[PATCH] D133956: Cuda Check for ignored errors after calling a CUDA kernel

Thu Sep 15 16:07:39 PDT 2022

tra added a comment.

> The intention with this check is to work a lot in tandem with the one in D133804 <https://reviews.llvm.org/D133804>, which therefore prevents most such cases. 
> Thus, the check is optimized for lowering false positives during static checking and for a practice lowering the number of false negatives within the CUDA code.

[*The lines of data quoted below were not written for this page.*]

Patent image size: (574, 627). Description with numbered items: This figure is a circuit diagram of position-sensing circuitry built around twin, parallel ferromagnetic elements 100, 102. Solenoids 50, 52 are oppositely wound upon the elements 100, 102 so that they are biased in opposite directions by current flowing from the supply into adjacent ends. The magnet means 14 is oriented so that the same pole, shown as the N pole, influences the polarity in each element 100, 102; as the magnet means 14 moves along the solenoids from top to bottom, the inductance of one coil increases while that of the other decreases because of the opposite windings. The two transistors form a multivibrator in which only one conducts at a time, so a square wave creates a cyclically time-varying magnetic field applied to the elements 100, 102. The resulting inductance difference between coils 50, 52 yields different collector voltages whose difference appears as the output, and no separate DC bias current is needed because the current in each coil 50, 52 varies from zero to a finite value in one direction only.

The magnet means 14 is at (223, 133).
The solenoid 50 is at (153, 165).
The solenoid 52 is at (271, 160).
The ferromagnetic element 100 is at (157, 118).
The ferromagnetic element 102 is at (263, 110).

SGTM. This patch + D133804 <https://reviews.llvm.org/D133804> should have everything covered.

================
Comment at: clang-tools-extra/test/clang-tidy/checkers/cuda/unsafe-kernel-call-macro-handler.cu:53
+  }
+  auto err = cudaGetLastError();
+
----------------
barcisz wrote:
> tra wrote:
> > Just curious -- is it sufficient to just call `cudaGetLastError();` ? Or does the checker require using its result, too? I.e. in practice this particular check will not really do anything useful. The tests below look somewhat inconsistent. 
> Technically it does not require the user to actually use the value of `cudaGetLastError()`, but
> 
> 
>   # If they are calling it then they most likely did not place this call there randomly and are using it to check for the error returned by the kernel
>   # the check being introduced in D133804 can be used to check if the return value has been used, so checking it here as well would have been a duplication
> 
> 
> 1. If they are calling it then they most likely did not place this call there randomly and are using it to check for the error returned by the kernel

If that's the case, then why kernel launches on lines 45 and 51 are reported as possibly unchecked? Both are followed by the `cudaGetLastError()` call and are, technically checked, if we're not analyzing the usage of the result of the call. 

What am I missing?

================
Comment at: clang-tools-extra/test/clang-tidy/checkers/cuda/unsafe-kernel-call-macro-handler.cu:75
+  // CHECK-MESSAGES: :[[@LINE-1]]:{{[0-9]+}}: warning: Possible unchecked error after a kernel launch.
+  // Calling an error-checking function after a kernel is not considered safe.
+  errorCheck();
----------------
barcisz wrote:
> tra wrote:
> > WDYM by "is not considered safe" here? How is that different from calling `cudaGetLastError()` and checking its value?
> As in the check does not do inter-procedural analysis short of adding the handler to AcceptedHandlers, so the check will flag such occurences
Hmm.. Using a helper function to check for cuda errors is a fairly common pattern. 
Is there a way to annotate such a helper function as `checks cudaGetLastError`?

================
Comment at: clang-tools-extra/test/clang-tidy/checkers/cuda/unsafe-kernel-call-macro-handler.cu:80-82
+  b<<<1, 2>>>();; /* The semicolons are here because the
+    detection of the macro is done with a lexer */ ;
+  CUDA_CHECK_KERNEL();
----------------
barcisz wrote:
> tra wrote:
> > What would happen with a single `;` as would be seen in the normal user code?
> Nothing, it would work just fine; it's rather that all other kernel calls in this test use a single `;` so I want to check this case here
I still do not understand how it all fits together. What does a kernel call, the extra `;`, the macro, and the checker code have to do with each other?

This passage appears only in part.